Bir kaç yıl öncede Almanya’da arkadaşım olan Maraşlı Hacı İstanbul Zeynep Kamil hastanesinin yakınında bulunan evlerinin bahçesinde bir araya gelen yüzlerce karganın fotoğraflarını göstermişti. Bu kargalar bahçenin üstünde bir topaç gibi kanatlarını çırparak dönüyorlar. Çığlık atıyorlar. Sürekli birkaç tanesi odanın camını gagalarıyla tıklıyorlar çığlık atıyorlar. Nedendir bu kargaların çığlığı, durmadan cama vurmalarının gerekçesi?  Bir karga yavrusu bahçelerine düşüyor Hacı’nın ablası olan Nazlı Hanım onu alıyor içeride beslemek istiyor. Ama yavru karganın annesi çığlıklarla kendisini sürekli çama vuruyor. Yüzlerce karga toparlanıyor anne kargayı çığlıklarıyla destekliyorlar. Yavru kargayı aldıktan sonra hepsi birlikte dağılıyorlar.
 

Kuzenim Ressam Nesrin Demirel’den bu kareyi aldığım gün akşam haberlerinde de dünyamızda yaşayan halkların Akdeniz ve çevresinin turizm merkezi olarak bildikleri Antalya’da, bir kadıncağız trafiğin çok işlek olduğu bir caddenin ortasına uzanmış. Sarılık hastalığından mı, kalp krizinden mi, uyuşturucudan mı nedenini bilen kimse yok. Kimse yardımına koşmuyor. İki polis geliyor, yerde yatan kadına ellerindeki cop ve tekmelerle vuruyorlar. Kadın ayılıyor cop ve tekmelerin darbesiyle ama yerde kalkamıyor. “Vurmayın, vurmayın” diye çığlık atıyor.
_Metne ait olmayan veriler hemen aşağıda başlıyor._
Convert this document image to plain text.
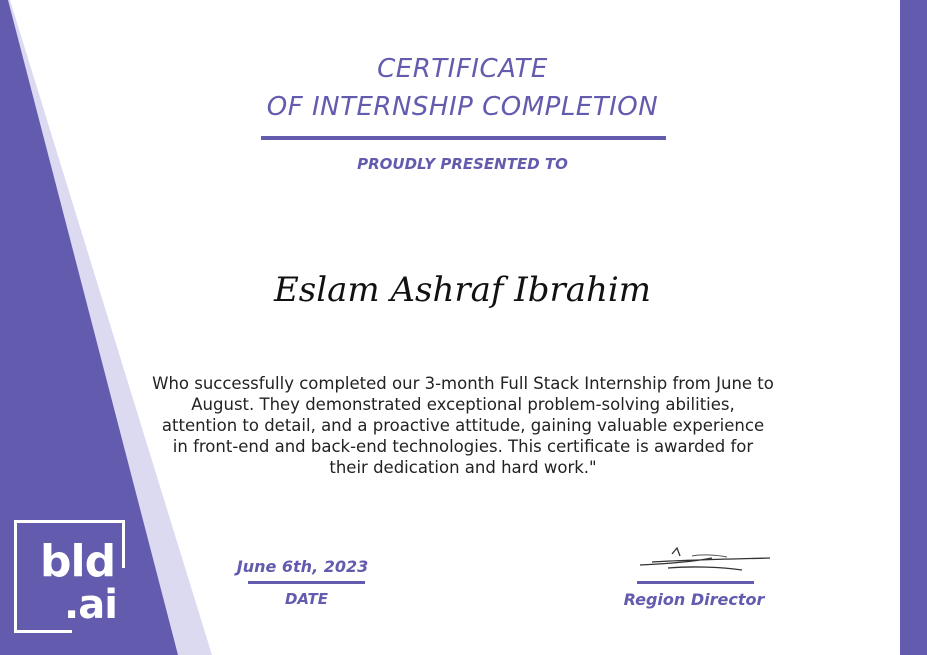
CERTIFICATE
OF INTERNSHIP COMPLETION
PROUDLY PRESENTED TO
Eslam Ashraf Ibrahim
Who successfully completed our 3-month Full Stack Internship from June to August. They demonstrated exceptional problem-solving abilities, attention to detail, and a proactive attitude, gaining valuable experience in front-end and back-end technologies. This certificate is awarded for their dedication and hard work."
June 6th, 2023
DATE	Region Director
bld
.ai
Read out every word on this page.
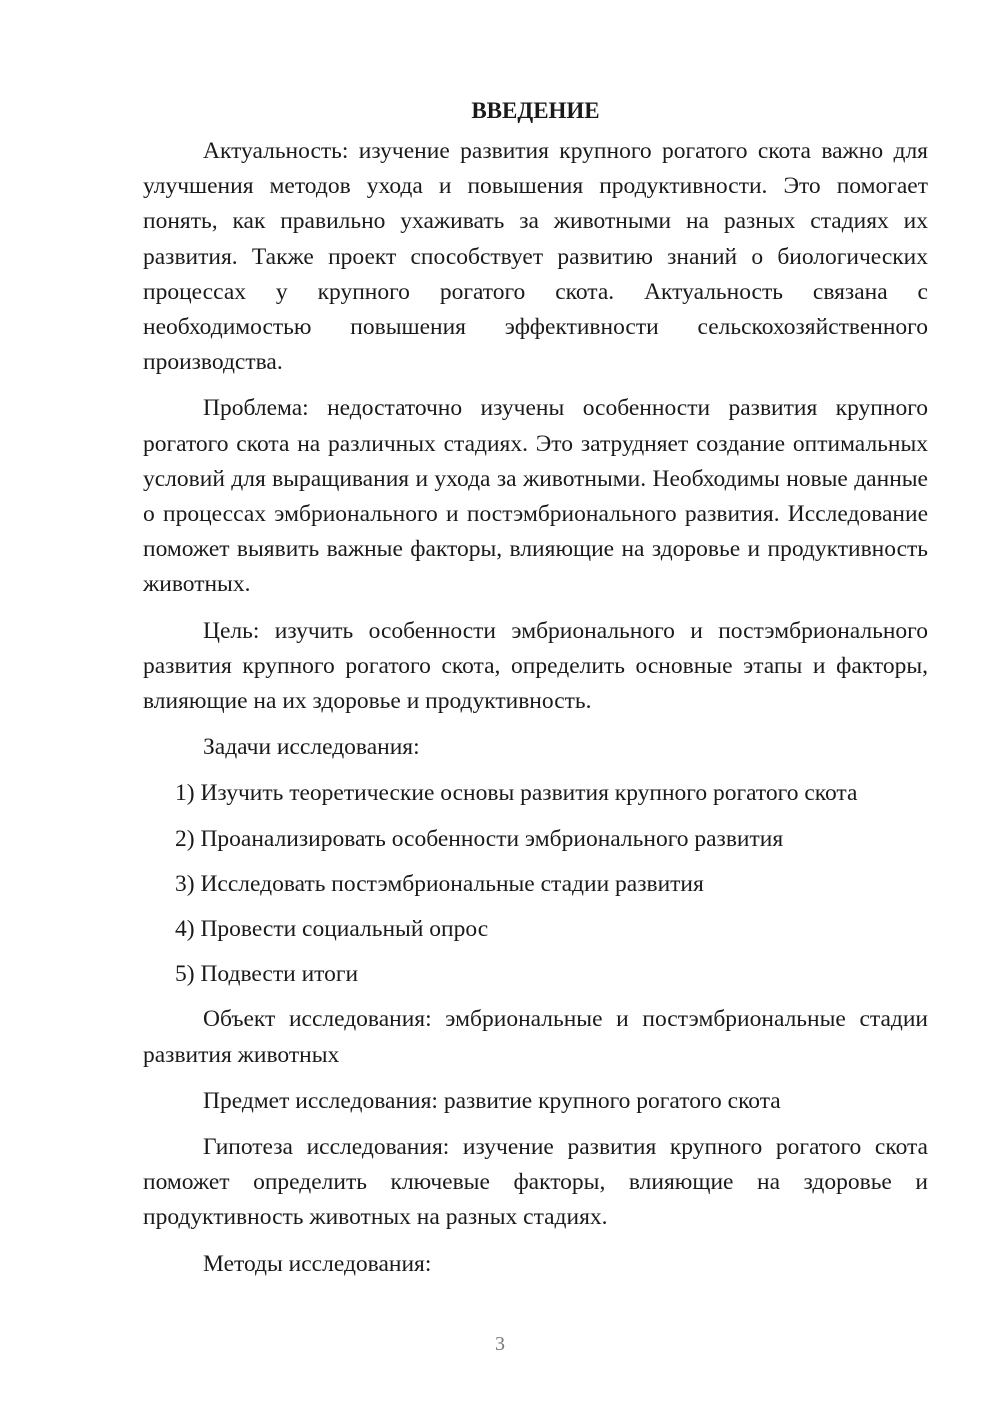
ВВЕДЕНИЕ

Актуальность: изучение развития крупного рогатого скота важно для улучшения методов ухода и повышения продуктивности. Это помогает понять, как правильно ухаживать за животными на разных стадиях их развития. Также проект способствует развитию знаний о биологических процессах у крупного рогатого скота. Актуальность связана с необходимостью повышения эффективности сельскохозяйственного производства.

Проблема: недостаточно изучены особенности развития крупного рогатого скота на различных стадиях. Это затрудняет создание оптимальных условий для выращивания и ухода за животными. Необходимы новые данные о процессах эмбрионального и постэмбрионального развития. Исследование поможет выявить важные факторы, влияющие на здоровье и продуктивность животных.

Цель: изучить особенности эмбрионального и постэмбрионального развития крупного рогатого скота, определить основные этапы и факторы, влияющие на их здоровье и продуктивность.

Задачи исследования:

1) Изучить теоретические основы развития крупного рогатого скота
2) Проанализировать особенности эмбрионального развития
3) Исследовать постэмбриональные стадии развития
4) Провести социальный опрос
5) Подвести итоги

Объект исследования: эмбриональные и постэмбриональные стадии развития животных

Предмет исследования: развитие крупного рогатого скота

Гипотеза исследования: изучение развития крупного рогатого скота поможет определить ключевые факторы, влияющие на здоровье и продуктивность животных на разных стадиях.

Методы исследования:

3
Bu davranışların üçünü bir kareye alarak düşünelim. Türkiye halklarıyla dünyanın en yardım sever, misafir sever, kurallara, gelenek ve göreneklere saygılı olarak bilinirdi. Bu nedenle olacak ki Türkiye 1980 sonra kapılarını turizm’e açınca kapılarını her yıl milyonlarca insan tatillerini Türkiye’de geçirmeye başladı.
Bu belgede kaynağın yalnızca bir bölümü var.